American Craft Beer Week 2014Writen by: Hank Wethington
Posted on 10 June 2014
I’ve had a number of people ask me about American Craft Beer Week in SLO that took place May 10th – 18th. First off, let me say, I looked forward to this week for the last year. I had such a great time last year, I had planned to hit every event.
I ended up not going to two events; Tuesday’s events were misses as I took part in a Pub Run sponsored by Running Warehouse instead. Still had a beer though – a Rouge Hazelnut Brown. I also missed the Friday Nor Cal v. So Cal event, but still had a Telegraph Brewing Stock Porter. I did still make it to Creekside Brewing where I had their clone of Heretic’s GramaRye and the Heretic Chocolate Hazelnut Porter listed below.
Here’s my stats and finds for the week.
I had a total of 70 different beer tastings, and 27 full pints. It was rough at times.
Here’s a list of those that stood out to me. These are in no particular order.
- Sierra Nevada – Trip in the Woods Scottish Ale. Smelled like a forest but what an incredible flavor without overbearing hops.
- Lost Abbey – Cuvee de Tomme (Sour). Amazingly complex. You could drink a single 22oz bottle all day, contemplating life and the flavors and still not taste everything that was in that beer.
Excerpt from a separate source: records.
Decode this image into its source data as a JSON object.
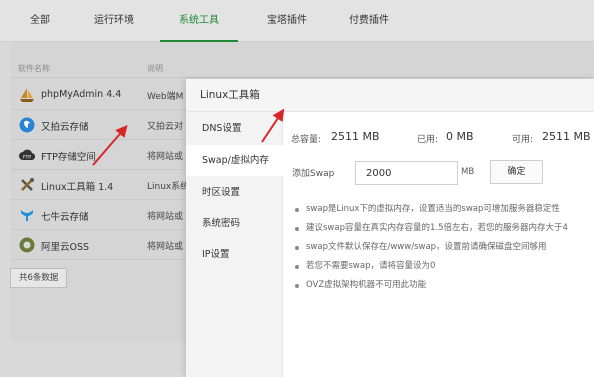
{
  "tabs": [
    {
      "label": "全部"
    },
    {
      "label": "运行环境"
    },
    {
      "label": "系统工具"
    },
    {
      "label": "宝塔插件"
    },
    {
      "label": "付费插件"
    }
  ],
  "table": {
    "headers": [
      "软件名称",
      "说明"
    ],
    "rows": [
      {
        "name": "phpMyAdmin 4.4",
        "desc": "Web端M",
        "icon": "sailboat-icon"
      },
      {
        "name": "又拍云存储",
        "desc": "又拍云对",
        "icon": "upyun-icon"
      },
      {
        "name": "FTP存储空间",
        "desc": "将网站或",
        "icon": "ftp-icon"
      },
      {
        "name": "Linux工具箱 1.4",
        "desc": "Linux系统",
        "icon": "tools-icon"
      },
      {
        "name": "七牛云存储",
        "desc": "将网站或",
        "icon": "qiniu-icon"
      },
      {
        "name": "阿里云OSS",
        "desc": "将网站或",
        "icon": "aliyun-icon"
      }
    ],
    "total": "共6条数据"
  },
  "modal": {
    "title": "Linux工具箱",
    "nav": [
      {
        "label": "DNS设置"
      },
      {
        "label": "Swap/虚拟内存"
      },
      {
        "label": "时区设置"
      },
      {
        "label": "系统密码"
      },
      {
        "label": "IP设置"
      }
    ],
    "stats": {
      "total_label": "总容量:",
      "total_value": "2511 MB",
      "used_label": "已用:",
      "used_value": "0 MB",
      "free_label": "可用:",
      "free_value": "2511 MB"
    },
    "swap": {
      "label": "添加Swap",
      "value": "2000",
      "unit": "MB",
      "button": "确定"
    },
    "notes": [
      "swap是Linux下的虚拟内存，设置适当的swap可增加服务器稳定性",
      "建议swap容量在真实内存容量的1.5倍左右，若您的服务器内存大于4",
      "swap文件默认保存在/www/swap，设置前请确保磁盘空间够用",
      "若您不需要swap，请将容量设为0",
      "OVZ虚拟架构机器不可用此功能"
    ]
  },
  "colors": {
    "accent": "#1e8a34",
    "arrow": "#d9262a"
  }
}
- Ballast Point – Three Sheets Barleywine. An incredible example of a barleywine. Bourbon, cheery, loads of caramel flavors.
- Stone – Collective Distortion A newly released DIPA. PERFECT
- Stone – Fyodors Imperial Stout. Bourbon barrel aged and incredible. Not overly bourboned.
- Ale Smith – Speedway Stout w/Vietnamese Coffee. Much more subtle coffee flavors than normal. Let this come closer to room temp though. It was poured way to cold.
- Heratic – Chocolate Hazelnut Porter – CASK. This was the only one of the beers that was special just due to storing and pouring. I’ve had CHP a number of times, but none like this. It was smokey and beautiful. Bubbles were inconsistent and it just gave this normally smooth beer a rough, home brewed feel. It brought me back in time.
The one event that surprised me in cost was the SourFest at Eureka! Burger. Due to the way they handled tastings, $20/4, it got very expensive to try as many beers as I could. You do have to put it into perspective though. If you’re not a huge sour beer fan, the chances of having each of these beers would be slim to none. Sours tend to be pretty pricy to begin with and typically come in 22oz or 750ml bottles. If you don’t like them, that’s a lot of wasted beer and money. In the end it made sense and I’m happy to have done it.
Thanks to Central Coast Distributing for putting this event together and working so hard to make it a success. Can’t wait for next year!